Monday, March 17, 2014

The Blue Spoon (Portland, ME)

Located right at the intersection of Congress and Munjoy Sts. in the Munjoy Hill section of Portland, The Blue Spoon is a cute little restaurant that offers a Saturday (but not Sunday) brunch.  This is where we wanted to go the previous time I was in Maine, but it was so packed we ended up at East Ender.  With only about twenty to twenty five seats, it is easy for this place to fill up quickly, and though my meal had some disappointing aspects, I can see why The Blue Spoon is popular. 

My sister and I grabbed a late (around 1:00pm) brunch here after my old favorite, Bintliff's American Cafe, ended up being packed with a significant wait anticipated.  Neither of us wanted to deal with that, so we took a shot at The Blue Spoon again, which was basically empty this time when we arrived, though a few people shuffled in after us.

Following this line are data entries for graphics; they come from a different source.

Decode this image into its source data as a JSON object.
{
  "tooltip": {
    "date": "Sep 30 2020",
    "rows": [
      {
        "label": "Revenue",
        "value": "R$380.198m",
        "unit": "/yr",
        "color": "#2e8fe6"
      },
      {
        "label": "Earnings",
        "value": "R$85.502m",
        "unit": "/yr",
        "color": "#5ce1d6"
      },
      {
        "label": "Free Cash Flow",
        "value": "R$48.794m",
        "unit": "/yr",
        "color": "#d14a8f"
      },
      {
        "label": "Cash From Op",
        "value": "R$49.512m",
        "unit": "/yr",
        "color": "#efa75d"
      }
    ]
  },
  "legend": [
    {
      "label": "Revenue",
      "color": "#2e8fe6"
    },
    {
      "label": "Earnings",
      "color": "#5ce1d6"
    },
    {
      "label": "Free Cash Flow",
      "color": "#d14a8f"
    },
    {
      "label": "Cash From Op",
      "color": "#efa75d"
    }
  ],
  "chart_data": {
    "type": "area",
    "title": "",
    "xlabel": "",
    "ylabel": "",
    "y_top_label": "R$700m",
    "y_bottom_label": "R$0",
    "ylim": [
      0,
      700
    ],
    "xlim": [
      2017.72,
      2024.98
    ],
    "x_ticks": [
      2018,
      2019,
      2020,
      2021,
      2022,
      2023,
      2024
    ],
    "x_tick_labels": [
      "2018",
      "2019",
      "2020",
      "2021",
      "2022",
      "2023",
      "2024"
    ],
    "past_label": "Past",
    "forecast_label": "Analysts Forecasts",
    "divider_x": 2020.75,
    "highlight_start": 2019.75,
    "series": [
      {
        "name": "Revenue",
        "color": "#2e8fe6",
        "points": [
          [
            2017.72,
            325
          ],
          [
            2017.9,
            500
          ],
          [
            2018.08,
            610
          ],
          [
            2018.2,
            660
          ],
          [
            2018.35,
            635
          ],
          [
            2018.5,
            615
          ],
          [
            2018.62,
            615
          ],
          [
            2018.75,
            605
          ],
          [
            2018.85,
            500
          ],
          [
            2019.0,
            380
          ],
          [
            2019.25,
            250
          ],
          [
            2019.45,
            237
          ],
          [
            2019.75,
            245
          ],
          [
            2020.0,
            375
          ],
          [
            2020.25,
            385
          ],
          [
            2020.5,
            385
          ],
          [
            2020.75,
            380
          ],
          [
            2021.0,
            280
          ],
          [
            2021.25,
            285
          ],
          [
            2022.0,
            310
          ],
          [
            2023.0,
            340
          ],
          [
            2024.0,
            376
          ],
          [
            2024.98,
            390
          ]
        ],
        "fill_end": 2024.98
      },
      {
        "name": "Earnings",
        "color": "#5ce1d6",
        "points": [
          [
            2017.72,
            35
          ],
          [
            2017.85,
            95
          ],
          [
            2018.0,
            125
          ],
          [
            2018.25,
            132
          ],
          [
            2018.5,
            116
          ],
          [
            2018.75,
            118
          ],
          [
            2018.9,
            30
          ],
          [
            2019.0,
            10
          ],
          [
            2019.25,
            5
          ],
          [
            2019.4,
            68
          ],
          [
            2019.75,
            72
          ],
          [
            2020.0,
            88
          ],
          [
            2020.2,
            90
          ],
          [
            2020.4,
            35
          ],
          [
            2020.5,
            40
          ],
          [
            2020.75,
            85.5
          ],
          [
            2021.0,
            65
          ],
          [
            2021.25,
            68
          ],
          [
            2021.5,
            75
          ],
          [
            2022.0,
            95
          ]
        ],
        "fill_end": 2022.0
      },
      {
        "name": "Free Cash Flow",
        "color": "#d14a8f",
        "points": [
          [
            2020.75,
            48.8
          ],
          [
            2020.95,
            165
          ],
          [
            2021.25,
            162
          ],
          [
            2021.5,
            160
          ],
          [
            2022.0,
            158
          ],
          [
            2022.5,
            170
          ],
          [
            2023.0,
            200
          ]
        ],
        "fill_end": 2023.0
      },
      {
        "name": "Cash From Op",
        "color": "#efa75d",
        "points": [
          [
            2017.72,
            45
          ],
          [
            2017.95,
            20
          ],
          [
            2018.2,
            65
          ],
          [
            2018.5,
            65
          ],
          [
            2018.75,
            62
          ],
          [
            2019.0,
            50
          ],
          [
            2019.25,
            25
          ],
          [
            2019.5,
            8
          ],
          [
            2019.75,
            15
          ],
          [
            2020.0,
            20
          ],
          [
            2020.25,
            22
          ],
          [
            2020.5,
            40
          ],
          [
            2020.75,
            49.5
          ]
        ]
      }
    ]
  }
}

The coffee we were served was both quite good (not La Fiorentina level, but I would say it was equal to Amherst Coffee).  It was hot but not boiling, and replenished often; a good start for any restaurant serving breakfast or brunch.

I went with the restaurant's take on my personal favorite Eggs Benedict, which was completely not traditional but really interesting.  My sister had the classic two eggs, bacon, home fries and toast, which she was quite pleased with.  The "Benedict" consisted of a soft on the inside, crispy on the outside sweet potato pancake; not quite a latke, it was softer than that and was really more like mashed potatoes in pan seared patty form, though that was definitely not how it was constructed.  This was, without a doubt, the best part of the meal, as it was seasoned perfectly, had just the right balance of textures, and sopped up the yolk from the eggs.  On top of this were a couple thick slices of bacon, which somehow managed to be both crisp to the point of nearly crumbling and also chewy; I am not quite sure how this was achieved, but it was great.  The obligatory poached eggs perched atop the bacon, and were nicely cooked.

There ended the positives, however.  Sauce Hollandaise is a delicate, difficult to make (at least properly) item when you are in a restaurant, as you clearly cannot make it to order, and thus have to make sure it lasts properly.  That said, if your sauce breaks, do not serve it.  I would rather wait for you to make more and/or fix the sauce than get a runny, melted butter looking (and tasting) sauce that does not even resemble what it is intended to be.  The meal was good, but that was in spite of the Hollandaise, and quite frankly, I cannot believe that a restaurant of this quality would let something that clearly wrong go out to the table.  It cannot be that no one noticed; it was the first thing I saw when the plate was put down in front of me, and was completely obvious. 

Service was good; attentive but not annoying, and the waitress was there to refill our coffees and waters before either cup ever went dry.  I do not know if they could keep that up if the place was full, but considering how small it is, it would not surprise me.

So, all in all, how did I feel about this meal?  The best answer I can give is, I don't know.  I liked all but one element of the entire experience, but it was a key to the dish.  In fact, while Eggs Benedict is recreated with all sorts of strange ingredients, two things remain constant; the poached eggs and the Sauce Hollandaise.  Failing on one of those two items is difficult to look past, but the remainder of the meal was so good that I really want to.  I think I would have to try the place again, and probably the same dish again, to really form a solid opinion, but I could neither recommend nor discourage going to The Blue Spoon to anyone based off that meal.